Market commentators were quick to point to the refusal of Sir Richard Branson to sell his Australian discount operator Virgin Blue to Air New Zealand's ailing Ansett unit.
Others suspect Singapore International Airlines (SIA), caught by deteriorating profitability and pressure at home from shareholders, has dropped the price at which it proposes to buy further Air New Zealand shares.
The carrier has been criticised for "squandering" its cash resources in overseas ventures. This week it withdrew from bidding for Air India.
Air New Zealand chairman Jim Farmer insisted yesterday the airline's board had had "no indication from Singapore Airlines that it has changed its position in relation to seeking additional equity in the company up to a level of 49%."
He said there had been no agreement between the two carriers' boards on the pricing of SIA's proposed higher stake "other than the publicised price of $1.31 a (B) share contained in a non-binding memorandum of understanding."
The government has given no indication of when it will now rule on a higher SIA stake. Air New Zealand, having twice delayed its June-year financial results announcement, is hoping the decision will be made before next Thursday when it is scheduled to report a huge deficit.
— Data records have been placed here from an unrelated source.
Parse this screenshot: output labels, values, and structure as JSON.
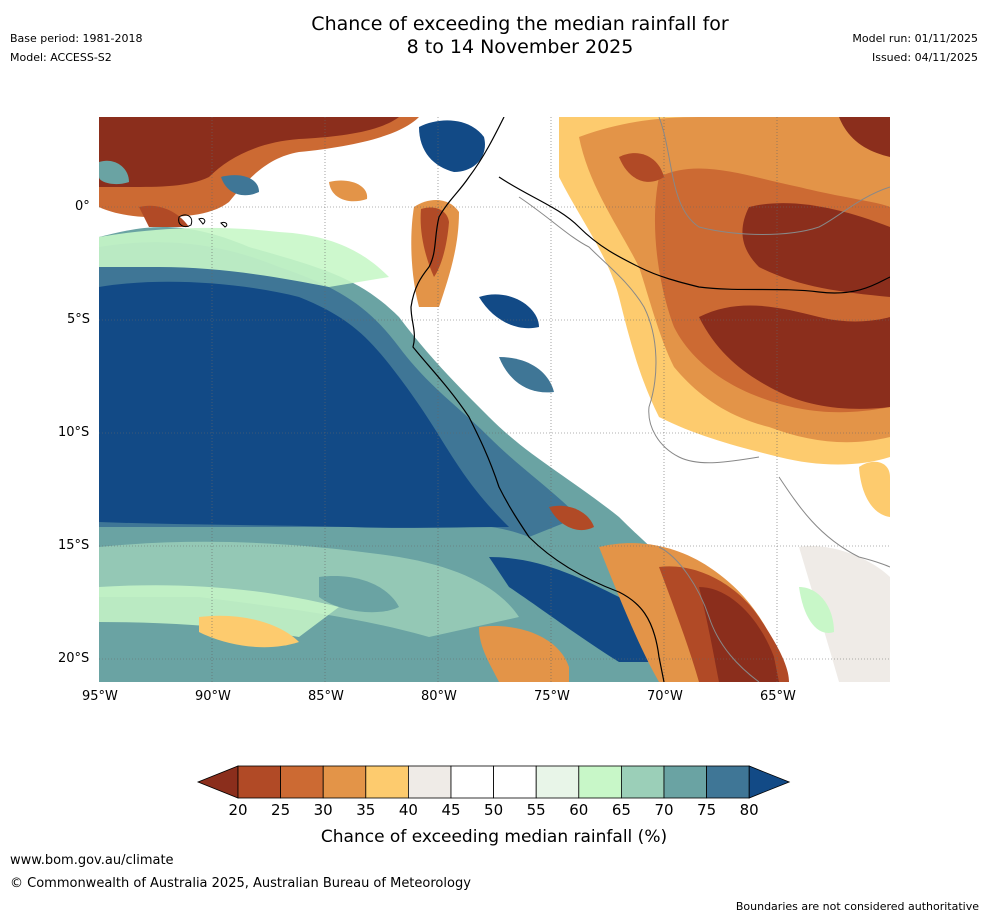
{
  "header": {
    "base_period": "Base period: 1981-2018",
    "model": "Model: ACCESS-S2",
    "title_line1": "Chance of exceeding the median rainfall for",
    "title_line2": "8 to 14 November 2025",
    "model_run": "Model run: 01/11/2025",
    "issued": "Issued: 04/11/2025"
  },
  "map": {
    "lat_labels": [
      "0°",
      "5°S",
      "10°S",
      "15°S",
      "20°S"
    ],
    "lon_labels": [
      "95°W",
      "90°W",
      "85°W",
      "80°W",
      "75°W",
      "70°W",
      "65°W"
    ]
  },
  "colorbar": {
    "ticks": [
      "20",
      "25",
      "30",
      "35",
      "40",
      "45",
      "50",
      "55",
      "60",
      "65",
      "70",
      "75",
      "80"
    ],
    "colors": [
      "#8b2e1c",
      "#b14a26",
      "#cc6a33",
      "#e39448",
      "#fdcb6e",
      "#efebe7",
      "#ffffff",
      "#ffffff",
      "#e8f5e8",
      "#c8f7c8",
      "#9bcfb8",
      "#6aa3a3",
      "#3f7696",
      "#124a86"
    ],
    "title": "Chance of exceeding median rainfall (%)"
  },
  "footer": {
    "url": "www.bom.gov.au/climate",
    "copyright": "© Commonwealth of Australia 2025, Australian Bureau of Meteorology",
    "disclaimer": "Boundaries are not considered authoritative"
  }
}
Analysts are expecting an operating loss as high as $300 million but the size of the bottom-line deficit is in the hands of the airline's auditor, Deloitte Touche Tohmatsu.
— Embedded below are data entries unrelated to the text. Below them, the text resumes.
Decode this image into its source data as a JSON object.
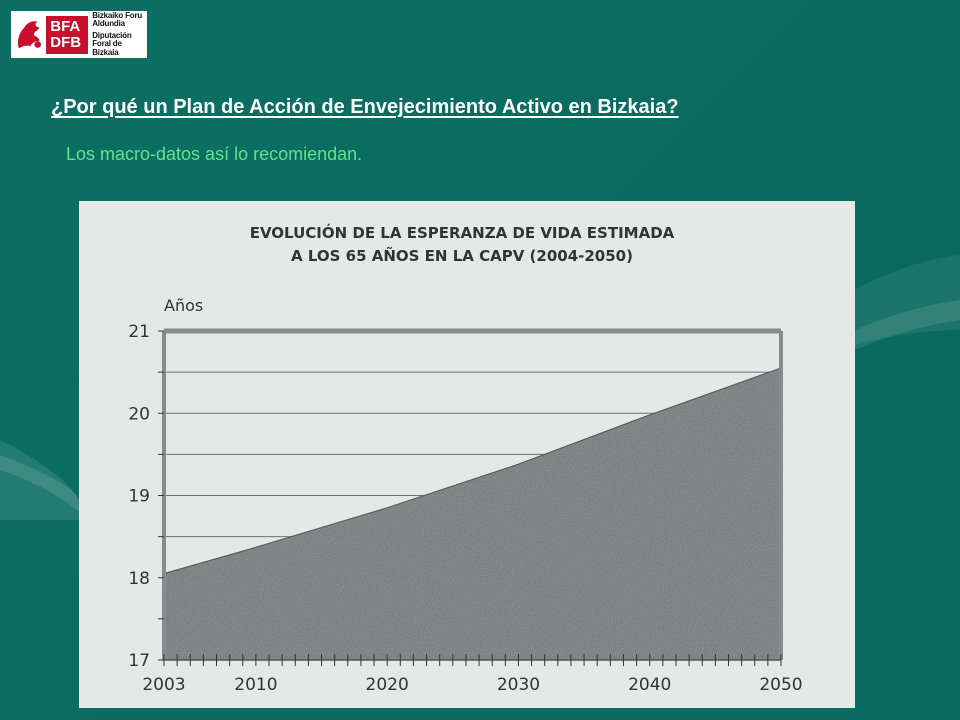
{
  "logo": {
    "letters_top": "BFA",
    "letters_bottom": "DFB",
    "line1": "Bizkaiko Foru",
    "line2": "Aldundia",
    "line3": "Diputación",
    "line4": "Foral de Bizkaia"
  },
  "header": {
    "title": "¿Por qué un Plan de Acción de Envejecimiento Activo en Bizkaia?",
    "subtitle": "Los macro-datos así lo recomiendan."
  },
  "colors": {
    "background": "#0b6b60",
    "subtitle": "#66e08a",
    "logo_red": "#c8102e",
    "chart_bg": "#e6e8e8",
    "area_fill": "#8e8f91"
  },
  "chart_data": {
    "type": "area",
    "title_line1": "EVOLUCIÓN DE LA ESPERANZA DE VIDA ESTIMADA",
    "title_line2": "A LOS 65 AÑOS EN LA CAPV (2004-2050)",
    "ylabel": "Años",
    "xlabel": "",
    "x_tick_labels": [
      "2003",
      "2010",
      "2020",
      "2030",
      "2040",
      "2050"
    ],
    "x_tick_years": [
      2003,
      2010,
      2020,
      2030,
      2040,
      2050
    ],
    "y_ticks": [
      17,
      18,
      19,
      20,
      21
    ],
    "xlim": [
      2003,
      2050
    ],
    "ylim": [
      17,
      21
    ],
    "grid": "horizontal",
    "x": [
      2003,
      2010,
      2020,
      2030,
      2040,
      2050
    ],
    "values": [
      18.05,
      18.37,
      18.85,
      19.38,
      19.98,
      20.55
    ]
  }
}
The auditor is understood to be insisting Air New Zealand write down Ansett's carrying value to a realistic level. As Ansett is estimated to be losing $1.2 million a day a full writedown would add hundreds of millions to Air New Zealand's loss.
In the vacuum created by the government's indecision the airline's shares have been plunging and the pundits have had a field day. Australian newspapers - many of them citing "government insiders" - have variously reported the government will contribute equity, will supply debt funding in the form of capital notes, will underwrite a rights issue, won't put any public money in at all, favours Qantas' rival deal, favours a higher SIA stake, will refuse SIA a higher stake, and has a backdoor deal going with major "A" shareholder Brierley Investments (BIL).
The issue has also become a political football. In an unusual move opposition leader Jenny Shipley has pledged her National Party's support for a higher SIA stake.
Act New Zealand MP Stephen Franks this week announced he would stand for election to the Air New Zealand board at the annual meeting on October 30.
He intends to grill directors on their stewardship of the airline and their allegiances as representatives of major shareholders.
Sharemarkets are bracing themselves for a hefty Fletcher Challenge Forests-style rights issue.
Commentators believe this will be discounted to a price of as little as 25c an A share.